The announcement of the PEN Pinter Prize left Aboulela overwhelmed. “This comes as a complete and utter surprise,” she said, her voice steady but heavy with emotion. She expressed gratitude to English PEN and the judges, noting the significance of the award for a Muslim Sudanese immigrant writing from a religious perspective. For her, the prize expands the meaning of freedom of expression, amplifying stories that might otherwise remain unheard. She also spoke of her honour in receiving an award tied to Harold Pinter, a writer whose legacy continues to inspire.

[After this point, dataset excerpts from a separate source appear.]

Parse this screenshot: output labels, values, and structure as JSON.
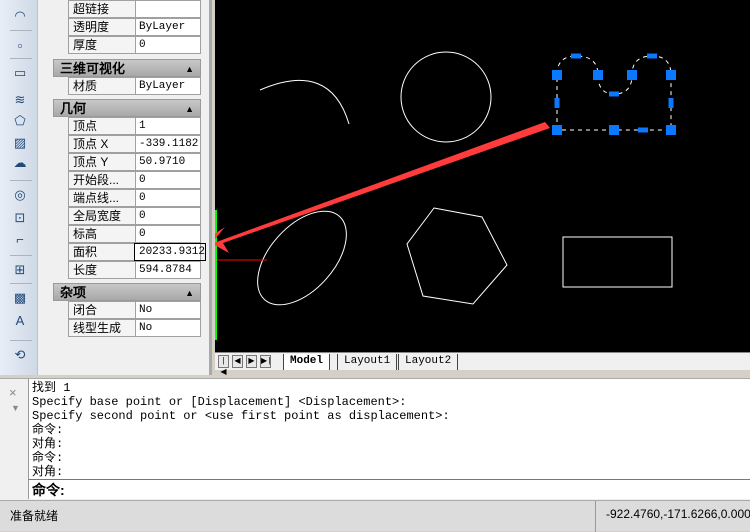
{
  "toolbar": {
    "icons": [
      "arc-icon",
      "point-icon",
      "rectangle-icon",
      "helix-icon",
      "polygon-icon",
      "region-icon",
      "revcloud-icon",
      "donut-icon",
      "wipeout-icon",
      "polyline-icon",
      "table-icon",
      "hatch-icon",
      "text-icon",
      "refresh-icon"
    ]
  },
  "properties": {
    "general_rows": [
      {
        "k": "超链接",
        "v": ""
      },
      {
        "k": "透明度",
        "v": "ByLayer"
      },
      {
        "k": "厚度",
        "v": "0"
      }
    ],
    "visual3d": {
      "title": "三维可视化",
      "rows": [
        {
          "k": "材质",
          "v": "ByLayer"
        }
      ]
    },
    "geometry": {
      "title": "几何",
      "rows": [
        {
          "k": "顶点",
          "v": "1"
        },
        {
          "k": "顶点 X",
          "v": "-339.1182"
        },
        {
          "k": "顶点 Y",
          "v": "50.9710"
        },
        {
          "k": "开始段...",
          "v": "0"
        },
        {
          "k": "端点线...",
          "v": "0"
        },
        {
          "k": "全局宽度",
          "v": "0"
        },
        {
          "k": "标高",
          "v": "0"
        },
        {
          "k": "面积",
          "v": "20233.9312"
        },
        {
          "k": "长度",
          "v": "594.8784"
        }
      ]
    },
    "misc": {
      "title": "杂项",
      "rows": [
        {
          "k": "闭合",
          "v": "No"
        },
        {
          "k": "线型生成",
          "v": "No"
        }
      ]
    }
  },
  "tabs": [
    "Model",
    "Layout1",
    "Layout2"
  ],
  "command": {
    "history": [
      "找到 1",
      "Specify base point or [Displacement] <Displacement>:",
      "Specify second point or <use first point as displacement>:",
      "命令:",
      "对角:",
      "命令:",
      "对角:"
    ],
    "prompt": "命令:"
  },
  "status": {
    "text": "准备就绪",
    "coords": "-922.4760,-171.6266,0.0000"
  },
  "colors": {
    "grip": "#0a78ff",
    "arrow": "#ff3b3b",
    "canvas": "#000000"
  }
}
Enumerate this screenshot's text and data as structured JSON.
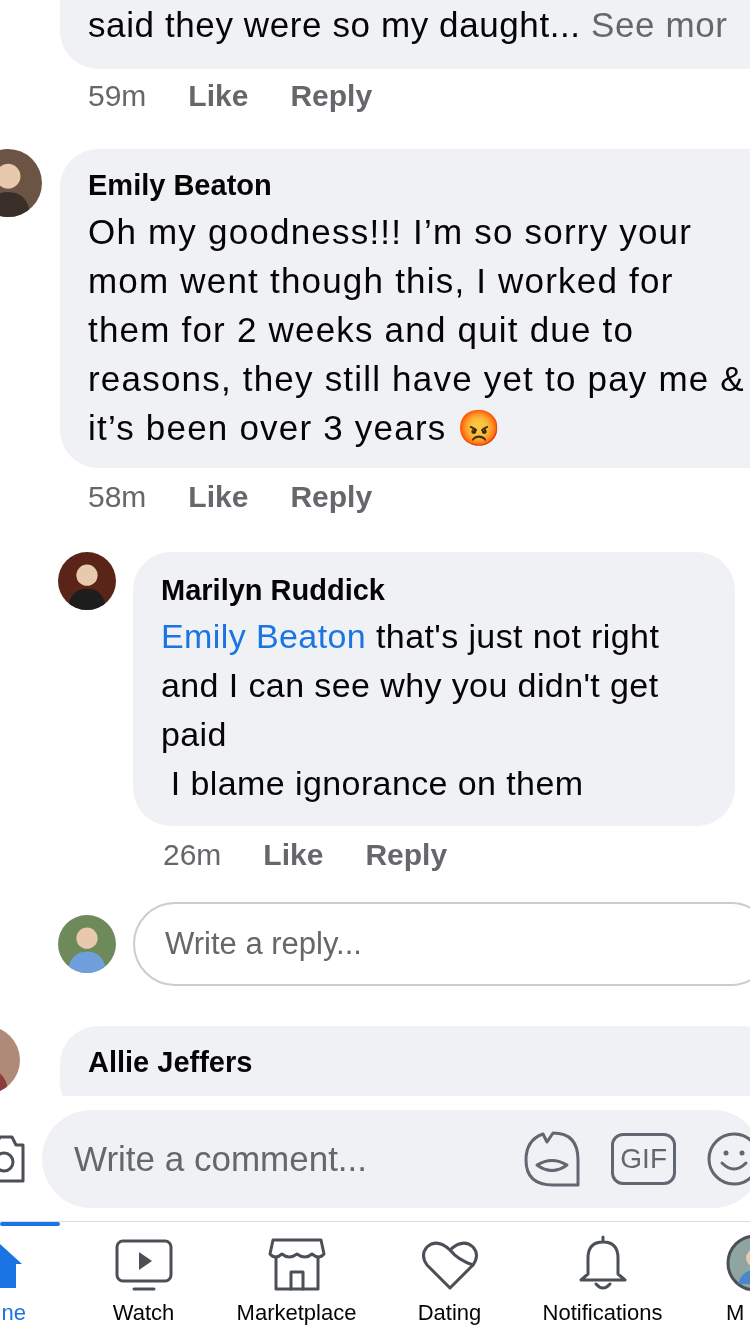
{
  "partial_comment": {
    "text": "said they were so my daught...",
    "see_more": "See mor",
    "time": "59m",
    "like": "Like",
    "reply": "Reply"
  },
  "comment": {
    "author": "Emily Beaton",
    "text": "Oh my goodness!!! I’m so sorry your mom went though this, I worked for them for 2 weeks and quit due to reasons, they still have yet to pay me & it’s been over 3 years 😡",
    "time": "58m",
    "like": "Like",
    "reply": "Reply"
  },
  "reply": {
    "author": "Marilyn Ruddick",
    "mention": "Emily Beaton",
    "text": " that's just not right and I can see why you didn't get paid\n I blame ignorance on them",
    "time": "26m",
    "like": "Like",
    "reply": "Reply"
  },
  "reply_box": {
    "placeholder": "Write a reply..."
  },
  "next_comment": {
    "author": "Allie Jeffers"
  },
  "composer": {
    "placeholder": "Write a comment...",
    "gif_label": "GIF"
  },
  "tabs": [
    {
      "kind": "home",
      "label": "ne",
      "selected": true
    },
    {
      "kind": "watch",
      "label": "Watch",
      "selected": false
    },
    {
      "kind": "marketplace",
      "label": "Marketplace",
      "selected": false
    },
    {
      "kind": "dating",
      "label": "Dating",
      "selected": false
    },
    {
      "kind": "notifications",
      "label": "Notifications",
      "selected": false
    },
    {
      "kind": "menu",
      "label": "M",
      "selected": false
    }
  ]
}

On 10 October 2025, Aboulela will formally accept the award at the British Library, where she will announce her choice for the Writer of Courage award, given to an author defending freedom of expression at great personal risk. Last year, Arundhati Roy, the 2024 recipient, selected imprisoned British-Egyptian activist Alaa Abd el-Fattah for this honour.

A Legacy of Impact

Aboulela’s accolades extend beyond the PEN Pinter Prize. She was the first winner of the Caine Prize for African Writing and has been longlisted three times for the Orange Prize (now the Women’s Prize for Fiction). Her works, translated into fifteen languages, include radio plays like The Insider and The Mystic Life for BBC Radio. As an Honorary Professor at the University of Aberdeen’s WORD Centre and a Fellow of the Royal Society of Literature, her influence spans academia and literary circles.

The judges’ words linger: Aboulela’s writing is not just a mirror to the world but a beacon for those navigating its complexities. Her stories, whether set in Khartoum’s bustling streets or Aberdeen’s quiet corners, bridge the global and local, the political and spiritual. As Mohamed put it, her work offers dignity to Muslim women’s struggles and joys, serving as an inspiration in a world marked by suffering. For readers new to her work, novels like The Translator, Minaret, Lyrics Alley, and River Spirit offer a profound entry into her world, where faith and identity intertwine with quiet power.